原発PR施設について、書きます書きますといいながら、なかなかうまくまとめられず苦闘中なのだけど、それでもしつこく調べたり考えたりしている。ちかぢか地層処分にかんする一般向けのシンポジウムをNUMO(原子力発電環境整備機構)がひらくという。それを見学してこようかなと思案している。
地層処分とは、原発などから出る高レベルの放射性廃棄物を地下数百メートルに埋め、無害化するまでのあいだ保管・管理してゆくというもの。高レベル放射性廃棄物の半減期は数百年数千年数万年にもおよぶのだそうで、保管や管理はそれだけの長期間にわたっておこなわれる必要がある。人類史というよりもむしろ地球史的スケールというべきほどの時間である。それだけの長期間にわたって安全が確保できるのかどうか、不透明な部分は少なくない(というか分からないことだらけというべきであろう)。

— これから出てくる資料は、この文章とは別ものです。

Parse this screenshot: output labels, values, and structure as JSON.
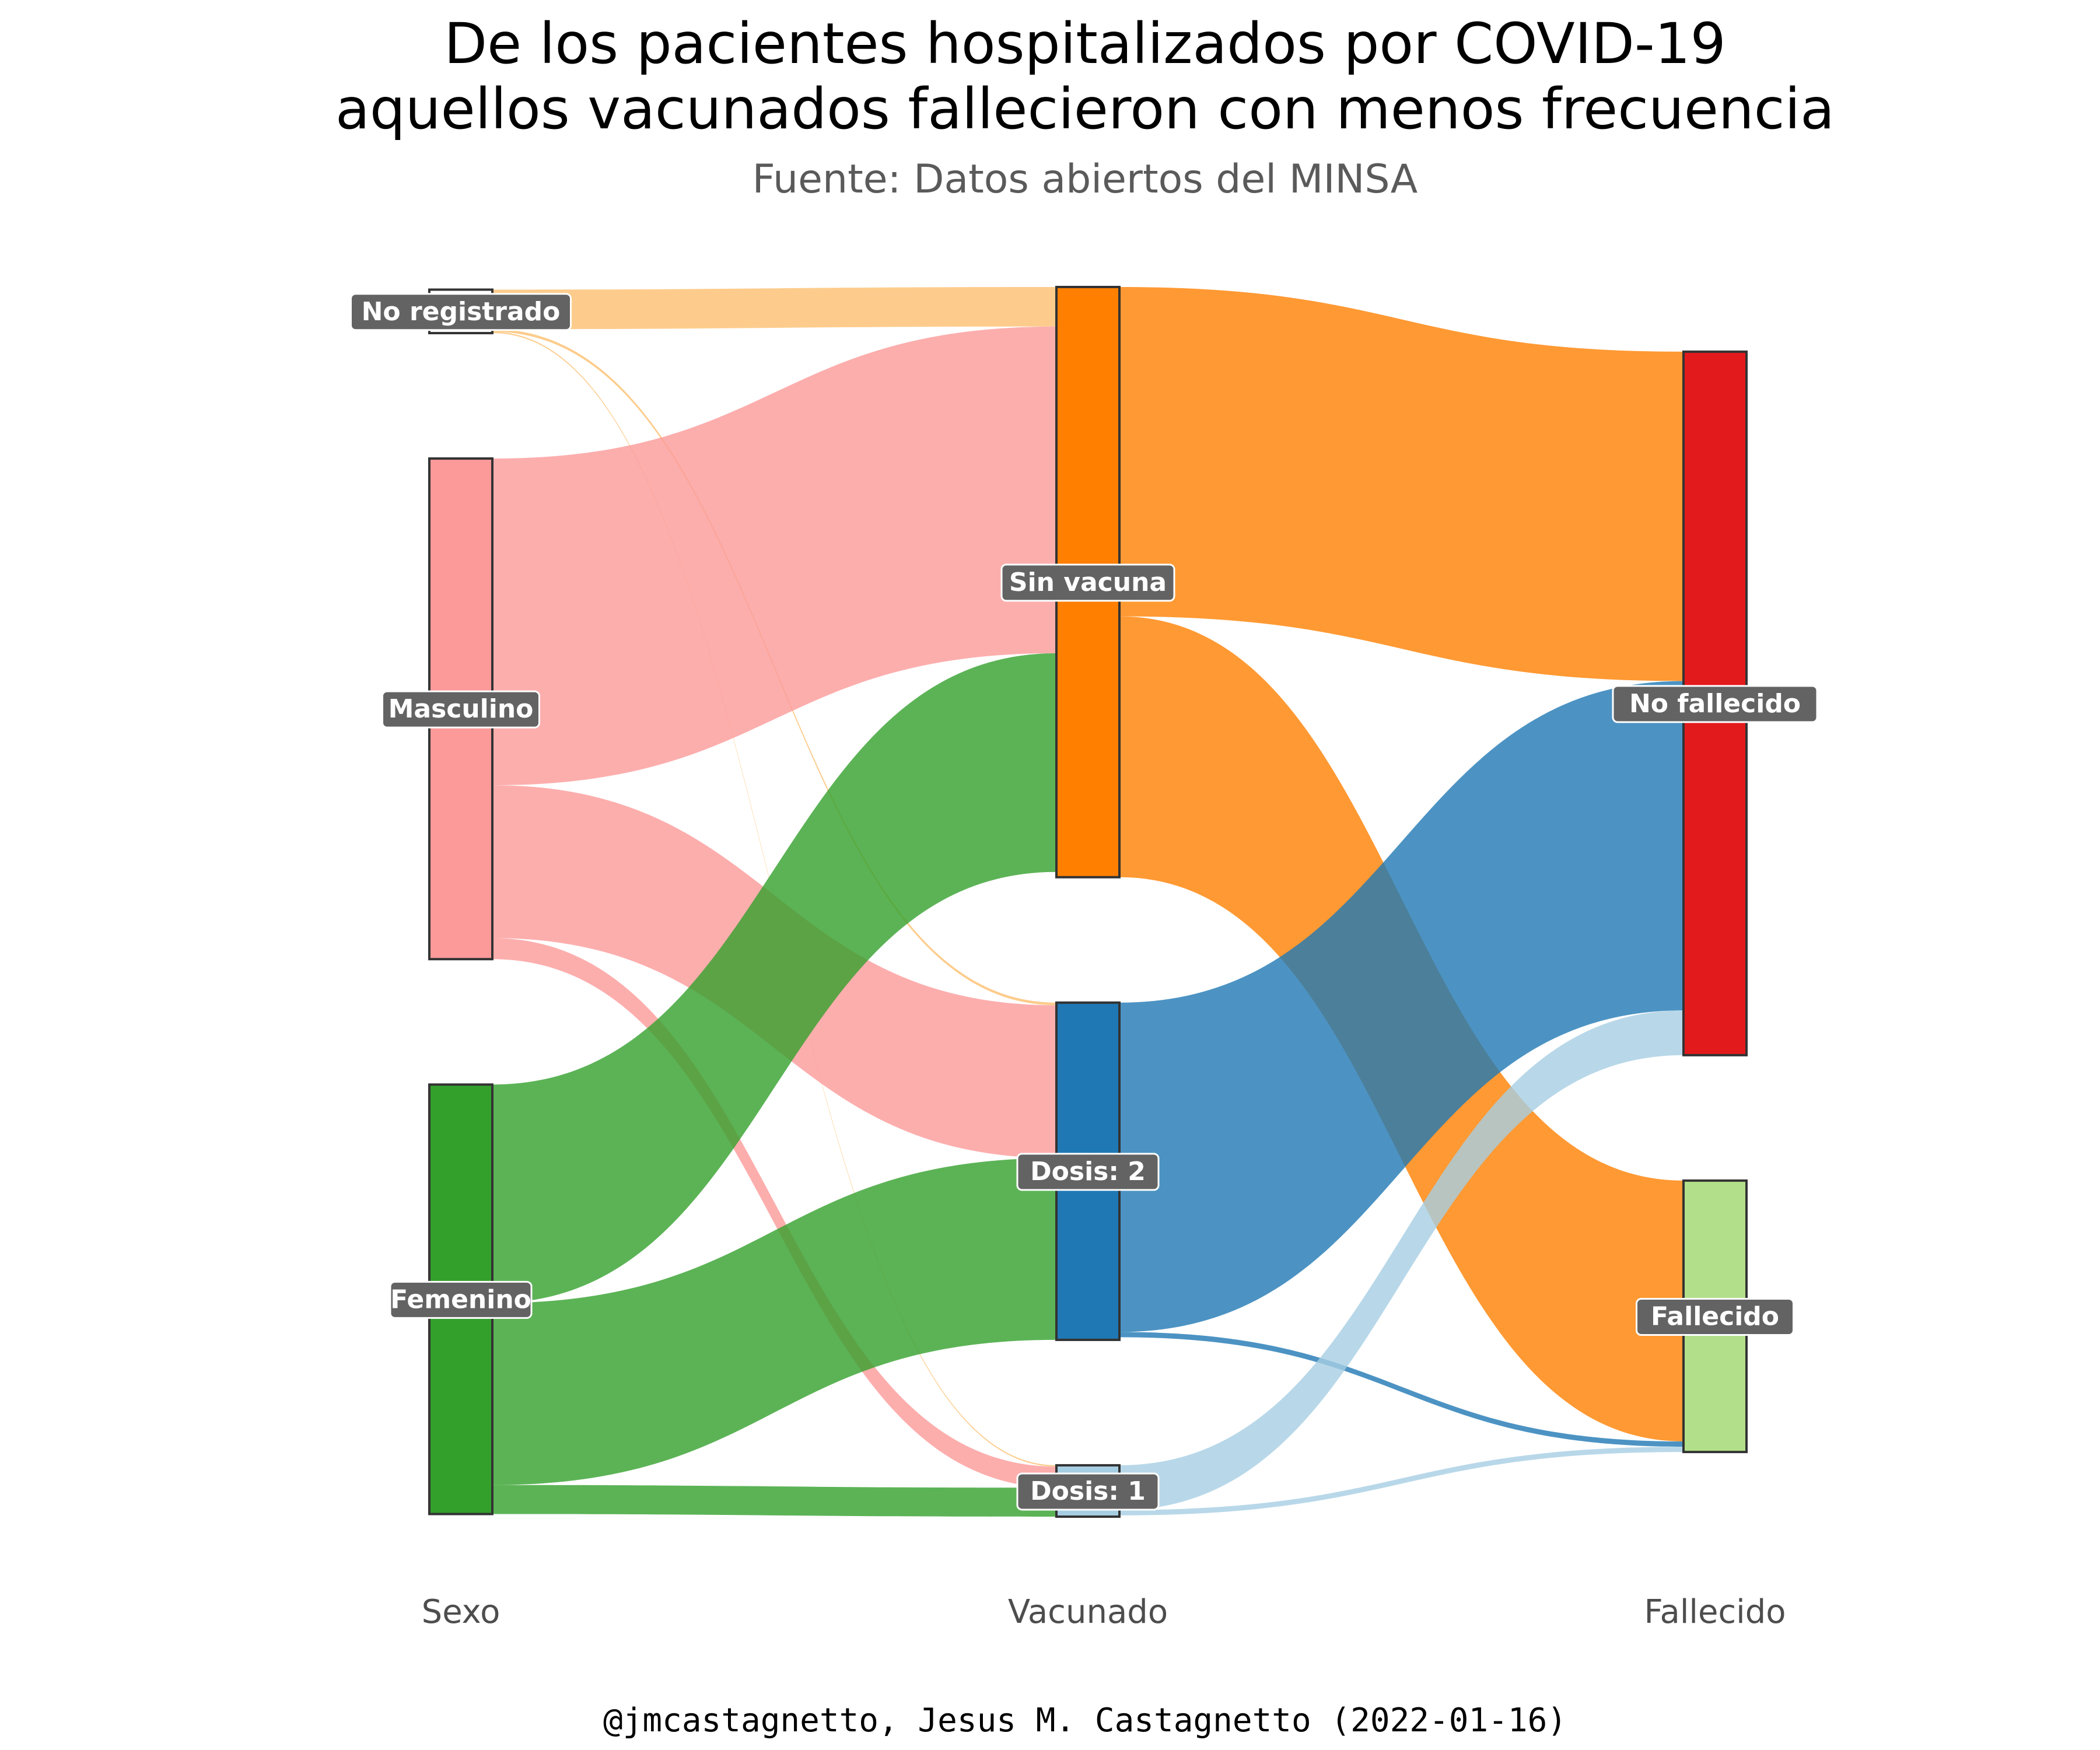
{
  "chart_data": {
    "type": "sankey",
    "title_line1": "De los pacientes hospitalizados por COVID-19",
    "title_line2": "aquellos vacunados fallecieron con menos frecuencia",
    "subtitle": "Fuente: Datos abiertos del MINSA",
    "caption": "@jmcastagnetto, Jesus M. Castagnetto (2022-01-16)",
    "axes": [
      "Sexo",
      "Vacunado",
      "Fallecido"
    ],
    "nodes": [
      {
        "id": "no_registrado",
        "label": "No registrado",
        "axis": 0,
        "color": "#ffffff"
      },
      {
        "id": "masculino",
        "label": "Masculino",
        "axis": 0,
        "color": "#fb9a99"
      },
      {
        "id": "femenino",
        "label": "Femenino",
        "axis": 0,
        "color": "#33a02c"
      },
      {
        "id": "sin_vacuna",
        "label": "Sin vacuna",
        "axis": 1,
        "color": "#ff7f00"
      },
      {
        "id": "dosis2",
        "label": "Dosis: 2",
        "axis": 1,
        "color": "#1f78b4"
      },
      {
        "id": "dosis1",
        "label": "Dosis: 1",
        "axis": 1,
        "color": "#a6cee3"
      },
      {
        "id": "no_fallecido",
        "label": "No fallecido",
        "axis": 2,
        "color": "#e31a1c"
      },
      {
        "id": "fallecido",
        "label": "Fallecido",
        "axis": 2,
        "color": "#b2df8a"
      }
    ],
    "links": [
      {
        "source": "no_registrado",
        "target": "sin_vacuna",
        "value": 1.5,
        "color": "#fdbf6f"
      },
      {
        "source": "no_registrado",
        "target": "dosis2",
        "value": 0.1,
        "color": "#fdbf6f"
      },
      {
        "source": "no_registrado",
        "target": "dosis1",
        "value": 0.05,
        "color": "#fdbf6f"
      },
      {
        "source": "masculino",
        "target": "sin_vacuna",
        "value": 12.4,
        "color": "#fb9a99"
      },
      {
        "source": "masculino",
        "target": "dosis2",
        "value": 5.8,
        "color": "#fb9a99"
      },
      {
        "source": "masculino",
        "target": "dosis1",
        "value": 0.8,
        "color": "#fb9a99"
      },
      {
        "source": "femenino",
        "target": "sin_vacuna",
        "value": 8.3,
        "color": "#33a02c"
      },
      {
        "source": "femenino",
        "target": "dosis2",
        "value": 6.9,
        "color": "#33a02c"
      },
      {
        "source": "femenino",
        "target": "dosis1",
        "value": 1.1,
        "color": "#33a02c"
      },
      {
        "source": "sin_vacuna",
        "target": "no_fallecido",
        "value": 12.5,
        "color": "#ff7f00"
      },
      {
        "source": "sin_vacuna",
        "target": "fallecido",
        "value": 9.9,
        "color": "#ff7f00"
      },
      {
        "source": "dosis2",
        "target": "no_fallecido",
        "value": 12.5,
        "color": "#1f78b4"
      },
      {
        "source": "dosis2",
        "target": "fallecido",
        "value": 0.2,
        "color": "#1f78b4"
      },
      {
        "source": "dosis1",
        "target": "no_fallecido",
        "value": 1.7,
        "color": "#a6cee3"
      },
      {
        "source": "dosis1",
        "target": "fallecido",
        "value": 0.2,
        "color": "#a6cee3"
      }
    ]
  }
}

しかしながら、同時に他方で、それが最終処分の方法として現在とりうる事実上唯一の選択肢であり、またすでに国内にはかなり大量の高レベル放射性廃棄物が行き場のないまま蓄積されているという現実もある。
日本のばあい、地層処分をどこでおこなうのか、その場所はいまだ決まっていない。候補地さえない。これまで国はどこかの自治体が手をあげてくれるのを待つという姿勢だったが、いつまでたっても(当然ながら)一件もあらわれない(未遂はあったようだが)。
そこでいよいよ国のほうから「科学的有望地」というのを提示するよう方針を転換した。ようするに、ご指名します、というわけだ。提示の時期は本年中とされている。このシンポジウムはそのための「対話活動」の一環という位置づけなのだそうだ。詳しくはこちら。なお同趣旨のシンポジウムは昨年も実施されている。
で、こうして概略を確認してみれば、そこがどんな性格の集まりであり、どんな話が言われるのか、それなりに予測がつかないわけでは、もちろんない。だがそれはそれ。予見はいったん横に置き、なるべくフラットな視点から、実際にそこに身を置いたうえで、その場をよく見ておきたいのだ。
シンポジウムは全国9箇所でおこなわれるという。そのうちのどこか一箇所に行ければいいとおもっている。
なお上の写真は、地層処分の研究施設である深地層研究センター(北海道・幌延)で、研究用とされている試掘トンネルを見学したときに撮ったもの。地下250mくらいのようすである。そのときの記事はこちらから。